A La Réunion, où l’ensemble des
modèles culturels en présence a longtemps subi les pressions acculturatrices
et assimilatrices de l’administration française, les interactions continues
entre les différents groupes ethniques ont contribué – parallèlement à des
manifestations de résistance – à des phénomènes d’adaptation et de
reformulation. Ces phénomènes sont caractéristiques de ce que l’on a nommé
le « processus de créolisation ». La « créolisation », dans son acception
courante, est l’expression d’un principe assez simple : toute interaction
peut enclencher la création de quelque chose de nouveau.

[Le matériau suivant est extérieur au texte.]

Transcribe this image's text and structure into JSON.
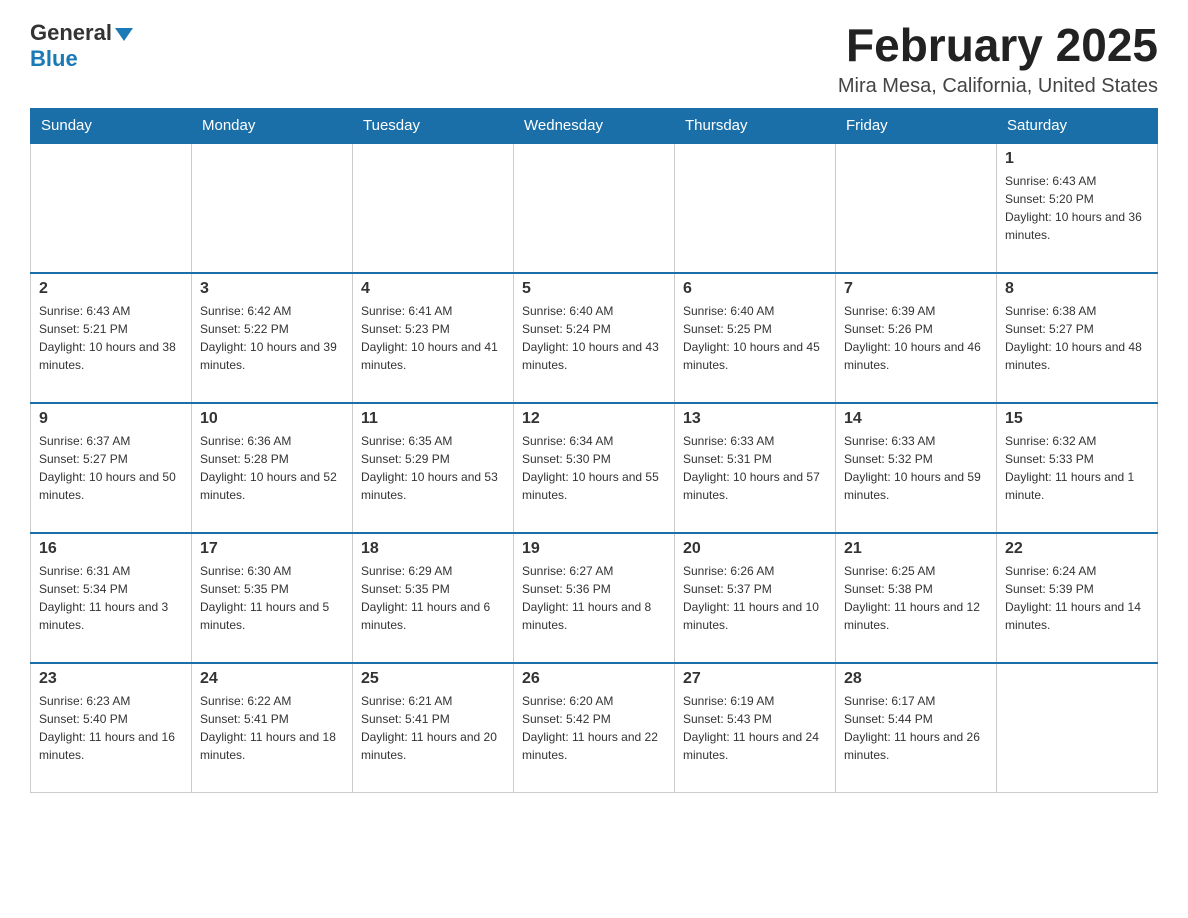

Il s’agit d’un
processus socioculturel qui selon U. HANNERZ « se développe dans des
contextes particulièrement propices » (C. GHASARIAN 2002, 666).
La « créolisation », comme nous l’avons vu lorsque nous
avons introduit le concept, n’est cependant pas une notion bien délimitée ni
possédant une définition unanime. Le terme « créole » lui-même connaît
plusieurs orientations. Comme le souligne J-C. C. MARIMOUTOU à propos des
Mascareignes, « Maurice et La Réunion ne sont pas créoles de la même façon
en raison d’une histoire différente, d’un rapport au lieu différent, d’un
rapport aux origines différent, d’un statut politique différent » (J-C. C.
MARIMOUTOU 2005, 127). Comme il l’explique, est considéré comme « créole » à
Maurice celui qui, descendant d’esclave ou ne trouvant pas sa place dans les
termes « officiels » communalistes de la république mauricienne
(franco-mauriciens, hindous, musulmans, chinois), ne peut revendiquer une
origine extra-insulaire. On se trouve donc ici dans une « construction par
défaut » : on est créole parce qu’on n'est rien d’autre (J-C. C. MARIMOUTOU
2005, 127-130). On peut cependant noter qu’à La Réunion, au début de
l’époque coloniale, le terme « créole » désignait toute personne née sur
l’île et qu’il fut ensuite attribué uniquement à ceux dont la peau était
blanche.
Le travail de construction identitaire qui débuta dans
les années 60 autour des notions de « créolité » ou de « réunionité »,
opposant le métissage comme trait positif à la volonté homogénéisante de la
métropole, visera essentiellement à donner au terme « créole » une
signification unificatrice basée sur la langue commune créole. «
C'est-à-dire, langue du lieu partagé, construite par et pour les besoins du
lieu (…) Seraient donc créoles ici tous ceux qui, soit sont nés dans le
lieu, soit ont une relation forte au lieu » (J-C. C.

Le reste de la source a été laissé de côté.